Only test systems you own or have explicit written authorization to test. This means:
  • MCP servers you built and control
  • Servers in lab environments you operate
  • Third-party servers where you hold a written testing agreement or bug bounty scope that covers them
Running CounterAgent against a system without authorization may violate the Computer Fraud and Abuse Act (US), the Computer Misuse Act (UK), and equivalent laws in other jurisdictions. Unauthorized testing is illegal regardless of intent.

What Authorized Looks Like

If you are unsure whether you have authorization, you do not have authorization. Authorization requires explicit, documented permission — not implied permission, not assumed permission because you have credentials, and not retroactive permission after testing has begun.
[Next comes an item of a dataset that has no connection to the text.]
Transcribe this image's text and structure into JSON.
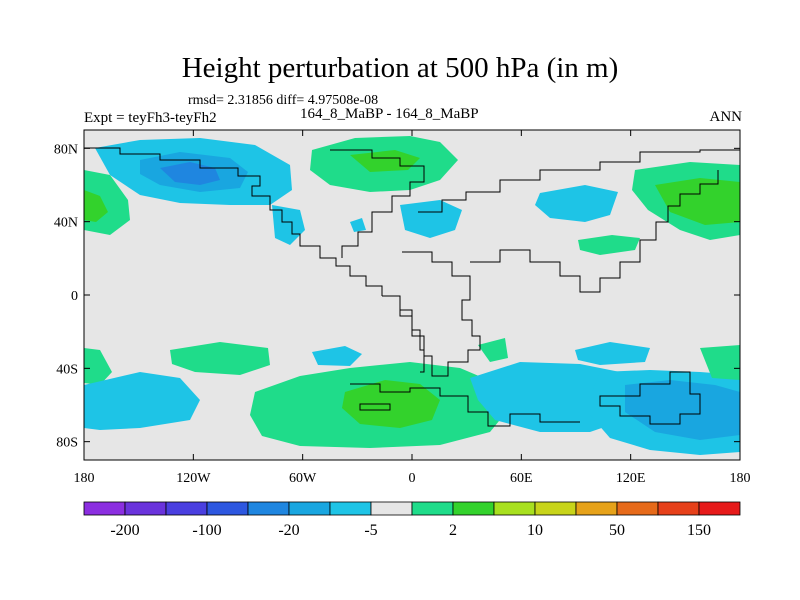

For bug bounty programs, verify that MCP servers and AI agent infrastructure are explicitly in scope before running any active scans or injection tests.

Responsible Disclosure

If you use CounterAgent to find a genuine vulnerability in a third-party system and have authorization to test, follow responsible disclosure:
  1. Notify the vendor before publishing — provide reproduction steps, evidence, and affected versions
  2. Allow reasonable time to patch — 90 days is the standard baseline; critical infrastructure may warrant an extension
  3. Coordinate publication — publish technical details after the vendor has had opportunity to respond, whether or not they do
For vulnerabilities in CounterAgent itself, see SECURITY.md.

Intended Use

CounterAgent is a security testing tool analogous to Burp Suite, Metasploit, or Nmap — purpose-built for authorized penetration testing and security research. It is not a general-purpose automation tool and should not be used to attack systems outside a controlled testing context. Use findings to improve the security posture of the systems you are responsible for protecting.